Dios ama al ser humano desde que este fue creado y Dios, como amante, desea
entregarse al ser humano, identificarse con él o, mejor aún, quiere integrarlo a su
propia vida.

La justicia y la misericordia se combinan en el plan de Dios a favor de la humanidad; el


amor provee la “justicia de Dios por la fe en Jesucristo, para todos los que creen” (Rm
3, 22).

La santidad y la justicia de Dios también se combinan pues son partes inmutables de


su ser; Dios ejerce la justicia sobre el pecado y, al mismo tiempo, Él mismo ha
cumplido ese justo castigo en la persona de su divino Hijo de modo que, sin violar su
santidad, garantiza el perdón y la justificación para todos los que creen.

Y aquí recordemos lo que dice san Pablo: “Bendito sea el Dios y Padre de nuestro
Señor Jesucristo, que nos ha bendecido con toda clase de bendiciones espirituales, en
los cielos, en Cristo; por cuanto nos ha elegido en él antes de la fundación del mundo,
para ser santos e inmaculados en su presencia, en el amor; eligiéndonos de antemano
para ser sus hijos adoptivos por medio de Jesucristo, según el beneplácito de su
voluntad” (Ef 1, 3-5).

Este texto nos dice que Dios Padre, por amor, nos ha elegido en Jesucristo, aun antes
de la creación del mundo, para que estemos en su presencia santos y sin tacha como
hijos adoptivos y nos ha bendecido en su hijo.

Por tanto la encarnación del Hijo de Dios no es, si se puede decir así, un plan B para
restaurar un plan fracasado por el pecado original sino que estaba ya prefijada en el
diseño del plan de Dios desde siempre; es decir la misión de Jesucristo a favor de la
humanidad ya estaba prefijada antes de los tiempos.

Y Jesús es consciente de la razón de ser de su entrada en la historia humana


mediante la Encarnación, sabe que la finalidad de su vida es la contemplada en el
eterno designio de Dios Trinidad sobre la salvación.
Jesús sabe que ha venido a dar su vida como rescate por muchos (Mc 10, 45) y no la
rehúye. La redención de Jesucristo es la razón de ser de su existencia y eje de su
vida.

Redención y perdón de los pecados pasan a ser sinónimos a la luz de la figura de


Jesús; y en este sentido su redención es una liberación.

Jesús, momentos previos a su bautismo, le manifiesta a Juan el Bautista que su


misión es la de ser solidario con los pecadores, para acoger sobre sí el yugo de los
pecados de la humanidad.

Y es lo que confirma el mismo Bautista cuando presenta a Jesús diciendo: “He aquí el
Cordero de Dios que quita el pecado del mundo” (Jn 1, 29).

El testimonio del Bautista es el resumen de lo que el profeta Isaías ya había anunciado


sobre el Siervo de Yahvéh (prefiguración de Jesucristo): “Él ha sido herido por
nuestras rebeldías, molido por nuestras culpas.

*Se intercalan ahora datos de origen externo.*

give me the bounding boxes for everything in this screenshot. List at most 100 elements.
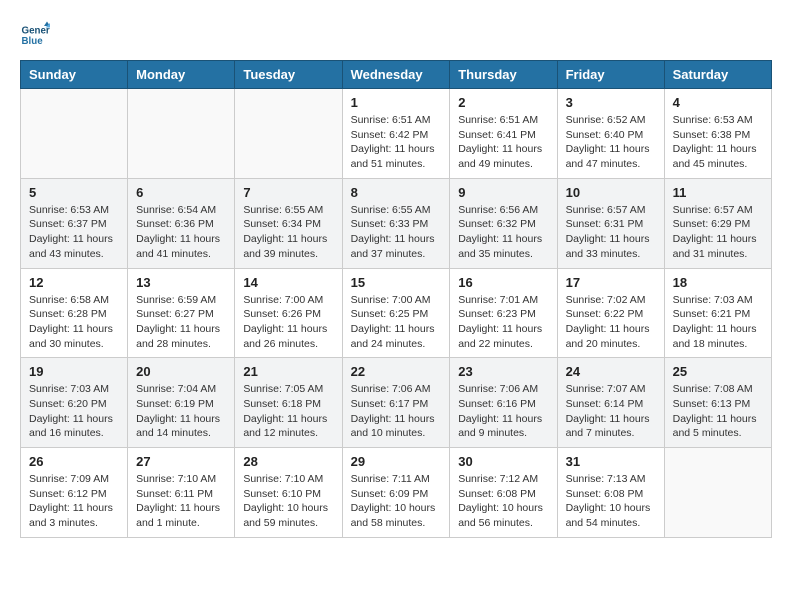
day-info: Sunrise: 7:09 AMSunset: 6:12 PMDaylight:…: [29, 472, 119, 531]
calendar-day-cell: 29 Sunrise: 7:11 AMSunset: 6:09 PMDayligh…: [342, 448, 450, 538]
page-header: General Blue: [20, 20, 772, 50]
calendar-day-cell: 16 Sunrise: 7:01 AMSunset: 6:23 PMDayligh…: [450, 268, 557, 358]
calendar-day-cell: 26Sunrise: 7:09 AMSunset: 6:12 PMDayligh…: [21, 448, 128, 538]
weekday-header-row: SundayMondayTuesdayWednesdayThursdayFrid…: [21, 61, 772, 89]
calendar-day-cell: 14Sunrise: 7:00 AMSunset: 6:26 PMDayligh…: [235, 268, 342, 358]
calendar-week-row: 19 Sunrise: 7:03 AMSunset: 6:20 PMDayligh…: [21, 358, 772, 448]
day-info: Sunrise: 6:53 AMSunset: 6:38 PMDaylight:…: [673, 113, 763, 172]
day-info: Sunrise: 7:03 AMSunset: 6:21 PMDaylight:…: [673, 293, 763, 352]
day-number: 21: [243, 364, 333, 379]
weekday-header-wednesday: Wednesday: [342, 61, 450, 89]
calendar-day-cell: 28 Sunrise: 7:10 AMSunset: 6:10 PMDayligh…: [235, 448, 342, 538]
calendar-day-cell: 31Sunrise: 7:13 AMSunset: 6:08 PMDayligh…: [557, 448, 664, 538]
calendar-day-cell: 4 Sunrise: 6:53 AMSunset: 6:38 PMDaylight…: [664, 89, 771, 179]
day-number: 7: [243, 185, 333, 200]
calendar-empty-cell: [664, 448, 771, 538]
calendar-week-row: 12 Sunrise: 6:58 AMSunset: 6:28 PMDayligh…: [21, 268, 772, 358]
calendar-empty-cell: [21, 89, 128, 179]
day-number: 22: [351, 364, 442, 379]
day-info: Sunrise: 7:02 AMSunset: 6:22 PMDaylight:…: [566, 293, 656, 352]
day-number: 16: [458, 275, 548, 290]
calendar-day-cell: 23Sunrise: 7:06 AMSunset: 6:16 PMDayligh…: [450, 358, 557, 448]
day-number: 4: [673, 95, 763, 110]
day-info: Sunrise: 7:00 AMSunset: 6:26 PMDaylight:…: [243, 293, 333, 352]
day-info: Sunrise: 7:10 AMSunset: 6:10 PMDaylight:…: [243, 472, 333, 531]
calendar-day-cell: 30 Sunrise: 7:12 AMSunset: 6:08 PMDayligh…: [450, 448, 557, 538]
day-info: Sunrise: 7:13 AMSunset: 6:08 PMDaylight:…: [566, 472, 656, 531]
day-number: 6: [136, 185, 226, 200]
weekday-header-saturday: Saturday: [664, 61, 771, 89]
calendar-empty-cell: [128, 89, 235, 179]
calendar-week-row: 5Sunrise: 6:53 AMSunset: 6:37 PMDaylight…: [21, 178, 772, 268]
calendar-week-row: 1Sunrise: 6:51 AMSunset: 6:42 PMDaylight…: [21, 89, 772, 179]
day-info: Sunrise: 6:54 AMSunset: 6:36 PMDaylight:…: [136, 203, 226, 262]
calendar-table: SundayMondayTuesdayWednesdayThursdayFrid…: [20, 60, 772, 538]
weekday-header-thursday: Thursday: [450, 61, 557, 89]
day-number: 2: [458, 95, 548, 110]
day-info: Sunrise: 6:59 AMSunset: 6:27 PMDaylight:…: [136, 293, 226, 352]
day-number: 25: [673, 364, 763, 379]
svg-text:Blue: Blue: [22, 36, 44, 47]
day-number: 9: [458, 185, 548, 200]
day-info: Sunrise: 7:01 AMSunset: 6:23 PMDaylight:…: [458, 293, 548, 352]
logo-icon: General Blue: [20, 20, 50, 50]
svg-text:General: General: [22, 26, 51, 37]
calendar-day-cell: 13 Sunrise: 6:59 AMSunset: 6:27 PMDayligh…: [128, 268, 235, 358]
day-number: 28: [243, 454, 333, 469]
day-number: 17: [566, 275, 656, 290]
calendar-day-cell: 10Sunrise: 6:57 AMSunset: 6:31 PMDayligh…: [557, 178, 664, 268]
day-number: 3: [566, 95, 656, 110]
day-number: 12: [29, 275, 119, 290]
day-info: Sunrise: 6:51 AMSunset: 6:41 PMDaylight:…: [458, 113, 548, 172]
day-info: Sunrise: 6:52 AMSunset: 6:40 PMDaylight:…: [566, 113, 656, 172]
day-number: 11: [673, 185, 763, 200]
day-info: Sunrise: 7:03 AMSunset: 6:20 PMDaylight:…: [29, 382, 119, 441]
day-number: 20: [136, 364, 226, 379]
day-number: 13: [136, 275, 226, 290]
day-number: 30: [458, 454, 548, 469]
day-number: 15: [351, 275, 442, 290]
day-number: 29: [351, 454, 442, 469]
day-info: Sunrise: 7:06 AMSunset: 6:17 PMDaylight:…: [351, 382, 442, 441]
day-info: Sunrise: 7:00 AMSunset: 6:25 PMDaylight:…: [351, 293, 442, 352]
day-info: Sunrise: 6:58 AMSunset: 6:28 PMDaylight:…: [29, 293, 119, 352]
day-number: 18: [673, 275, 763, 290]
weekday-header-tuesday: Tuesday: [235, 61, 342, 89]
day-number: 24: [566, 364, 656, 379]
day-info: Sunrise: 7:08 AMSunset: 6:13 PMDaylight:…: [673, 382, 763, 441]
calendar-day-cell: 22 Sunrise: 7:06 AMSunset: 6:17 PMDayligh…: [342, 358, 450, 448]
day-number: 8: [351, 185, 442, 200]
calendar-day-cell: 6 Sunrise: 6:54 AMSunset: 6:36 PMDaylight…: [128, 178, 235, 268]
calendar-day-cell: 7 Sunrise: 6:55 AMSunset: 6:34 PMDaylight…: [235, 178, 342, 268]
calendar-day-cell: 24Sunrise: 7:07 AMSunset: 6:14 PMDayligh…: [557, 358, 664, 448]
calendar-day-cell: 2 Sunrise: 6:51 AMSunset: 6:41 PMDaylight…: [450, 89, 557, 179]
calendar-day-cell: 21 Sunrise: 7:05 AMSunset: 6:18 PMDayligh…: [235, 358, 342, 448]
day-info: Sunrise: 7:11 AMSunset: 6:09 PMDaylight:…: [351, 472, 442, 531]
day-info: Sunrise: 7:05 AMSunset: 6:18 PMDaylight:…: [243, 382, 333, 441]
day-info: Sunrise: 6:55 AMSunset: 6:33 PMDaylight:…: [351, 203, 442, 262]
calendar-day-cell: 27 Sunrise: 7:10 AMSunset: 6:11 PMDayligh…: [128, 448, 235, 538]
calendar-day-cell: 9 Sunrise: 6:56 AMSunset: 6:32 PMDaylight…: [450, 178, 557, 268]
day-info: Sunrise: 6:55 AMSunset: 6:34 PMDaylight:…: [243, 203, 333, 262]
day-info: Sunrise: 7:04 AMSunset: 6:19 PMDaylight:…: [136, 382, 226, 441]
logo: General Blue: [20, 20, 50, 50]
day-number: 10: [566, 185, 656, 200]
calendar-day-cell: 11 Sunrise: 6:57 AMSunset: 6:29 PMDayligh…: [664, 178, 771, 268]
calendar-day-cell: 3 Sunrise: 6:52 AMSunset: 6:40 PMDaylight…: [557, 89, 664, 179]
calendar-week-row: 26Sunrise: 7:09 AMSunset: 6:12 PMDayligh…: [21, 448, 772, 538]
day-number: 19: [29, 364, 119, 379]
day-info: Sunrise: 6:57 AMSunset: 6:29 PMDaylight:…: [673, 203, 763, 262]
calendar-day-cell: 17 Sunrise: 7:02 AMSunset: 6:22 PMDayligh…: [557, 268, 664, 358]
calendar-day-cell: 15 Sunrise: 7:00 AMSunset: 6:25 PMDayligh…: [342, 268, 450, 358]
weekday-header-sunday: Sunday: [21, 61, 128, 89]
calendar-day-cell: 5Sunrise: 6:53 AMSunset: 6:37 PMDaylight…: [21, 178, 128, 268]
day-number: 27: [136, 454, 226, 469]
day-info: Sunrise: 7:10 AMSunset: 6:11 PMDaylight:…: [136, 472, 226, 531]
day-info: Sunrise: 6:56 AMSunset: 6:32 PMDaylight:…: [458, 203, 548, 262]
calendar-day-cell: 18 Sunrise: 7:03 AMSunset: 6:21 PMDayligh…: [664, 268, 771, 358]
day-info: Sunrise: 7:12 AMSunset: 6:08 PMDaylight:…: [458, 472, 548, 531]
calendar-day-cell: 8 Sunrise: 6:55 AMSunset: 6:33 PMDaylight…: [342, 178, 450, 268]
calendar-day-cell: 25 Sunrise: 7:08 AMSunset: 6:13 PMDayligh…: [664, 358, 771, 448]
calendar-day-cell: 20 Sunrise: 7:04 AMSunset: 6:19 PMDayligh…: [128, 358, 235, 448]
day-number: 23: [458, 364, 548, 379]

Él soportó el castigo que nos trae la
paz… Yahvéh descargó sobre Él la culpa de todos nosotros… como un cordero al
degüello era llevado… Por sus desdichas justificará mi Siervo a muchos y las culpas
de ellos él soportará‘ (Is 53, 5-7. 11). Tras su resurrección Jesús camina hacia Emaús
con dos de sus discípulos sin que estos lo reconocieran, y durante el camino les
explica las Escrituras del Antiguo Testamento en los siguientes términos: ‘¿No era
necesario que el Cristo padeciera esto y entrar así en su gloria?’ (Lc 24, 26). Y,
además, en ocasión del último encuentro del resucitado con los Apóstoles Él les dice:
“Es necesario que se cumpla todo lo que está escrito en la ley de Moisés, en los
Profetas y en los Salmos acerca de mi” (Lc 24, 44b).

Nos encontramos, pues, ante un designio divino que, aunque sea muy lógico a sus
ojos, sigue siendo un misterio que la razón humana no puede explicar
satisfactoriamente.

Es lo que el Apóstol Pablo confirmará con una paradoja muy famosa: “Porque la
necedad divina es más sabia que la sabiduría de los hombres, y la debilidad divina,
más fuerte que la fuerza de los hombres” (1 Cor 1, 25).